Goa Carnival: Date
- Goa Carnival 2021: begin on Saturday, 13 February – ends on Tuesday, 16 February
- Goa Carnival 2022: begin on 26 February – ends on 01 March
‘The Carnival’ is exclusive and unique to Goa, and was introduced by the Portuguese, who ruled Goa for over five hundred years. The word Carnival (Carnival in Portuguese) is derived from a Latin word meaning – ‘to take away meat’ and it is an expression of the 40-day period of fasting for Lent, during which, abstinence from meat is compulsory.
Earlier, the festival was generally meant for the Christians residing in Goa but now it attracts a lot of people from around the globe. The streets become lively with the traditional carnival costumes, floats, strumming of guitars, western dance forms, etc.
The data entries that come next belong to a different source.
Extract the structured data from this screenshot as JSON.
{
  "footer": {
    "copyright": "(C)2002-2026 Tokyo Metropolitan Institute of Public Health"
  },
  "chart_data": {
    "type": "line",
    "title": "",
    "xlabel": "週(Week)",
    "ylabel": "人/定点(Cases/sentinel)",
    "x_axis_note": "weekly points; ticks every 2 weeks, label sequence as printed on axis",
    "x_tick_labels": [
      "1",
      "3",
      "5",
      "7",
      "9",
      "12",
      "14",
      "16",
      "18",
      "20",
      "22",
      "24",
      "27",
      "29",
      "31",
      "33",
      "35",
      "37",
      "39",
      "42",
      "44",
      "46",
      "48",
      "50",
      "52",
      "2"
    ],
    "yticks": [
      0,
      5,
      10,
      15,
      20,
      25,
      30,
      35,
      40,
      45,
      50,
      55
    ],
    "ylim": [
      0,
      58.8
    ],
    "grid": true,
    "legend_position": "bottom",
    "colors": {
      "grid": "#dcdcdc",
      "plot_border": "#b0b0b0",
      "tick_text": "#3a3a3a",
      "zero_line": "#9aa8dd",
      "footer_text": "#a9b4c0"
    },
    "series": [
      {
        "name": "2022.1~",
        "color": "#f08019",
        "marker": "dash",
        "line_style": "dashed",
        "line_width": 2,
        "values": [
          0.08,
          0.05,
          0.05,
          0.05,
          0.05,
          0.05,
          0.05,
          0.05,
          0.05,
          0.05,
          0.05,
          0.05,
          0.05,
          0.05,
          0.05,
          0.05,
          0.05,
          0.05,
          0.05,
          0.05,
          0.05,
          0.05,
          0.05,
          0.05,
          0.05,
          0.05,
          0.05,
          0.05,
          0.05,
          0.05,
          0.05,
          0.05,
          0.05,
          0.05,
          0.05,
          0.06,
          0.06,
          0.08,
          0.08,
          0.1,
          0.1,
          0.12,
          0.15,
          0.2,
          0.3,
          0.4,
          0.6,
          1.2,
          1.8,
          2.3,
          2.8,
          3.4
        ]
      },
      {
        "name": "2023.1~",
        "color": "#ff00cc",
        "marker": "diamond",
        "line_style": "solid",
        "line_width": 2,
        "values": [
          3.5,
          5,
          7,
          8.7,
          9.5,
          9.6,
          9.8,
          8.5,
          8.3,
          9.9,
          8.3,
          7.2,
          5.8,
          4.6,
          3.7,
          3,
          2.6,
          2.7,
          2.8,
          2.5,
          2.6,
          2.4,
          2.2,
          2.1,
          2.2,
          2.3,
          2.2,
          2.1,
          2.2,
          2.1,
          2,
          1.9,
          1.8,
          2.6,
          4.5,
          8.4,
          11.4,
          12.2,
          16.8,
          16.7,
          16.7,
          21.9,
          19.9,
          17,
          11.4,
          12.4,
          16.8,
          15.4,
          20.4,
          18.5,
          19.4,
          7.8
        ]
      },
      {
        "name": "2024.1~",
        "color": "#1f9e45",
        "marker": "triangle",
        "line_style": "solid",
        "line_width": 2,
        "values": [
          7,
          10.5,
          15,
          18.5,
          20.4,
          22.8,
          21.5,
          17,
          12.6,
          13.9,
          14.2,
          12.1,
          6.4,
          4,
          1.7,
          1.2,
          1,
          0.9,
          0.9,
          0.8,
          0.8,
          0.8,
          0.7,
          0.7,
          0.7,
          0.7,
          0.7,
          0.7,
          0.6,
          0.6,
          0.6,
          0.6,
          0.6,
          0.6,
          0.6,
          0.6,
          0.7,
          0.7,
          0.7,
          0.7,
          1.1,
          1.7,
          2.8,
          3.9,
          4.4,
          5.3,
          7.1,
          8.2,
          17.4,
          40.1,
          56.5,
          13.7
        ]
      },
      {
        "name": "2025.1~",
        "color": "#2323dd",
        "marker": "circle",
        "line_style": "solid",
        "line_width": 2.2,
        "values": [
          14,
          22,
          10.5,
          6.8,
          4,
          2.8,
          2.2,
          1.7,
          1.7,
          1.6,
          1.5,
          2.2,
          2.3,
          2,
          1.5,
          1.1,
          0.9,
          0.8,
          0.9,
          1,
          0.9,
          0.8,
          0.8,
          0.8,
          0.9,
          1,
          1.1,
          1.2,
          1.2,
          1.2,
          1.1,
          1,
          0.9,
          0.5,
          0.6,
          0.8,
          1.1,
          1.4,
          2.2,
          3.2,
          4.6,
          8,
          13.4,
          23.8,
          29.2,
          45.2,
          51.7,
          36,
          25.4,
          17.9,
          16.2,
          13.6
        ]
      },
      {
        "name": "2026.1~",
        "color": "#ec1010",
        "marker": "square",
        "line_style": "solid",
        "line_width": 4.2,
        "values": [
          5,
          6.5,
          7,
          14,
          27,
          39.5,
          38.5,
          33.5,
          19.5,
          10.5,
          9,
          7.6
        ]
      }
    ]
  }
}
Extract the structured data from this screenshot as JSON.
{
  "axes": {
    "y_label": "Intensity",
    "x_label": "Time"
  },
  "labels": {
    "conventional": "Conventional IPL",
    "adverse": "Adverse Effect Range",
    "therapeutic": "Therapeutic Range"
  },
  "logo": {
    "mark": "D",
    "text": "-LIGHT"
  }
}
The carnival kicks of in February for three days and nights, when the legendary King Momo takes over the state and the streets blaze with music and color.
Huge parades are organized across the state with glittering floats, bands, and dance performances on the streets throughout the night. Also, grand balls are held during the evenings. The carnival includes of a famous red-and-black dance which is organised by the Club National in Panaji on the final day of the Carnival.
The carnival is not celebrated anywhere else in India and was in decline even in Goa during the last few years of Portuguese rule. Its revival with the liberation of Goa, and a boost to its tourism was therefore welcome. From being almost on the brink of decline, this three day festival of gay abandon and riotous revelry now attracts thousands of tourists to Goa from all over India every year!
The origins and nature of the carnival can be traced to the hedonistic feasts of ancient Rome and Greece. These carnivals started in the Spanish and Portuguese colonies, and gradually became known for their singing, dancing and drinking. The carnival is presided over by King Momo, who on the opening day orders his subjects to party.